The Mysterious Production of Eggs begins with a one-minute instrumental comprised of Bird’s bowed violin and his simple whistling. Erase everything you know about those sounds. Put out of your mind the old Andy Griffith Show theme song, banish the sound of Charlie Daniels attacking his fiddle. Bird creates a sound altogether more indulgent, richer, and cloaked in the trappings of classic pop songwriting. The instrumental segues seamlessly into “Savoy” which begins with a gently strummed guitar before being fleshed out with piano. Bird’s lilting tenor is buoyed by a brush stroked snare drum, while his violin chases a clever lyric revealing Bird’s skewed political bent, “I think I’m gonna sack/ The whole board of trustees/ All those Don Quixotes in there B-17’s/ And I swear this time yeah this time/ They’ll blow us back to the ’70s.”

“A Nervous Tic Motion of the Head of the Left” begins in the manner of a quiet ballad before Bird’s sharp whistle introduces the song’s melody. The beat is a subdued skittering of laptop ticks and bleats. Bird brings in the sound of strings before bringing the whole proceeding to a stop with a sudden rush of electric guitar. It’s a clever change-up and an indication of what’s to occur throughout the record.

“Fake Palindromes” begins with Bird’s violin sawing loudly into a pounding beat before easing the song into a wonderfully catchy tune that seesaws between shouts of electric guitar and carefully struck glockenspiel. It’s here that Bird does his lyrical best to rhyme the line, “my dewy-eyed Disney bride what has tried/Sapping your blood with formaldehyde,” as many times as possible. And he succeeds with a variety of phrases from “whisky plied voices cried fratricide” to “Jesus don’t you know that you coulda died”.

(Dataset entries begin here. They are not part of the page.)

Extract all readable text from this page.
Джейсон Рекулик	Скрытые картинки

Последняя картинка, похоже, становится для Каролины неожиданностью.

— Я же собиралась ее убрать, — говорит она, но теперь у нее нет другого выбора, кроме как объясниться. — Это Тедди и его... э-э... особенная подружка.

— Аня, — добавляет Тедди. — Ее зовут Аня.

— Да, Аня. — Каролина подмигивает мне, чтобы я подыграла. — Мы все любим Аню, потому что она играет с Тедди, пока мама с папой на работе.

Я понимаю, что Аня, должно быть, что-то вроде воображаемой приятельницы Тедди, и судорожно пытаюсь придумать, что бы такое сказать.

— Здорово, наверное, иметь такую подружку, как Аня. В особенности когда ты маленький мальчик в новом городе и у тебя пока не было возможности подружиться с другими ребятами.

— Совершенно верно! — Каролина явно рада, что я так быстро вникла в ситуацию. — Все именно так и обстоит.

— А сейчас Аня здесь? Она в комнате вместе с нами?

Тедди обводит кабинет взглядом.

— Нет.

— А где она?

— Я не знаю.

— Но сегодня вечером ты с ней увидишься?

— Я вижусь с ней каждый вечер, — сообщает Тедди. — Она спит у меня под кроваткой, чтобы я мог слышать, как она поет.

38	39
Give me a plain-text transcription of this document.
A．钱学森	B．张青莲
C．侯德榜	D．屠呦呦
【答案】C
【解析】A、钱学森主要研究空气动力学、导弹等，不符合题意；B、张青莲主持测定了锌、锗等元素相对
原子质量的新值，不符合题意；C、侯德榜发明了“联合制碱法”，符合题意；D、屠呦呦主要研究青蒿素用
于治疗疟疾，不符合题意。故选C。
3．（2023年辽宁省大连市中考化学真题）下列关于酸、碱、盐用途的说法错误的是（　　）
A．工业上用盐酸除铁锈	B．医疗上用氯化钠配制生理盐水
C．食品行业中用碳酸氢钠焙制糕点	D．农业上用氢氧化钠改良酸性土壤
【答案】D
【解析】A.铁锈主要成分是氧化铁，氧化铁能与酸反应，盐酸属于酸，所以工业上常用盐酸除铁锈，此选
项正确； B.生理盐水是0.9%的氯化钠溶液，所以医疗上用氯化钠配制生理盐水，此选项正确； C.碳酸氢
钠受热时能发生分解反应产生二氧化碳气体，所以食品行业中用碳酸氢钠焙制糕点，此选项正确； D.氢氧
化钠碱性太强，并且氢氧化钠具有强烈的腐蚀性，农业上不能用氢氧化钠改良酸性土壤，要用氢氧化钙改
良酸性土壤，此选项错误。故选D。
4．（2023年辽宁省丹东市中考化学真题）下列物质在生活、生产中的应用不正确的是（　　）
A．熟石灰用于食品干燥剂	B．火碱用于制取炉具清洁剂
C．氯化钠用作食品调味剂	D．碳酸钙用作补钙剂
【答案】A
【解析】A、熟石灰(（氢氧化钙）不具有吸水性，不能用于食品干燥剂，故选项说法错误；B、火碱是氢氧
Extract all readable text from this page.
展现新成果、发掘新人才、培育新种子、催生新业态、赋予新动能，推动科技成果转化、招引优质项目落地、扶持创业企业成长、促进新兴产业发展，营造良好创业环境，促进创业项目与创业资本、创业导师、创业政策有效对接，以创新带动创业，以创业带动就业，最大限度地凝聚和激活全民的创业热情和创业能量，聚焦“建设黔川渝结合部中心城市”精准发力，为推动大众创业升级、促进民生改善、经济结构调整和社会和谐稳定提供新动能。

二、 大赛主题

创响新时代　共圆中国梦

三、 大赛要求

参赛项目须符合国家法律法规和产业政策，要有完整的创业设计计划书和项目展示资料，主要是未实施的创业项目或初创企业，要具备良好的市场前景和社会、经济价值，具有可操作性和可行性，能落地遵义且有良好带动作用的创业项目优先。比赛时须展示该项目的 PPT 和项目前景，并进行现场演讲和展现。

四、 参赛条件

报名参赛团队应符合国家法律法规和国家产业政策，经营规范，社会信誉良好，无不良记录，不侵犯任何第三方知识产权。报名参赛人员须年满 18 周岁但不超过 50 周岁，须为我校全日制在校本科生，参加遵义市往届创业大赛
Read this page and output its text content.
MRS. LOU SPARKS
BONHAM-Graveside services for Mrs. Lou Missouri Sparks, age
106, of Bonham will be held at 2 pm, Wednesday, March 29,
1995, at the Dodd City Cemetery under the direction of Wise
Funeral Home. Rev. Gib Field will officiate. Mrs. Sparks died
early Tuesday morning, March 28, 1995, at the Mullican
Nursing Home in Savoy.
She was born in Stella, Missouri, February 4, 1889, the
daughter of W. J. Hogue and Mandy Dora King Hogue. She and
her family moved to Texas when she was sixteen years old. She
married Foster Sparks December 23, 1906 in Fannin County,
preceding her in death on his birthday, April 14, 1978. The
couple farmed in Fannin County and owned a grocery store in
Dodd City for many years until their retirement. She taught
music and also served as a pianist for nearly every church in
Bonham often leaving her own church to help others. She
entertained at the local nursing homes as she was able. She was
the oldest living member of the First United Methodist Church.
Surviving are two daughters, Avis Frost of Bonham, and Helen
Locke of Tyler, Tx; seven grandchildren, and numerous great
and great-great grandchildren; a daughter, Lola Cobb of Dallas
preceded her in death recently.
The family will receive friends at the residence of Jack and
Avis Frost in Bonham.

“The Naming of Things” is the album’s high point. It’s one of those songs that you’ll find yourself humming one morning when you wake up. It will make you realize how deeply Bird has ingratiated his carefully crafted songs into your brain. I won’t even try to describe it, just be careful if you’re listening to it on headphones while in line at the bank or waiting to pay for your sandwich, you may just start singing out loud without realizing it. This is a rare joy for a record that plies such chameleonic tendencies. Too often an artist’s focus will wander when attempting such a varied, dense album, creating an uneven whole that jars the listener into swerving from excellence to mediocrity. The Mysterious Production of Eggs stands firm from beginning to end, the music complimenting Bird’s sly lyrical style perfectly.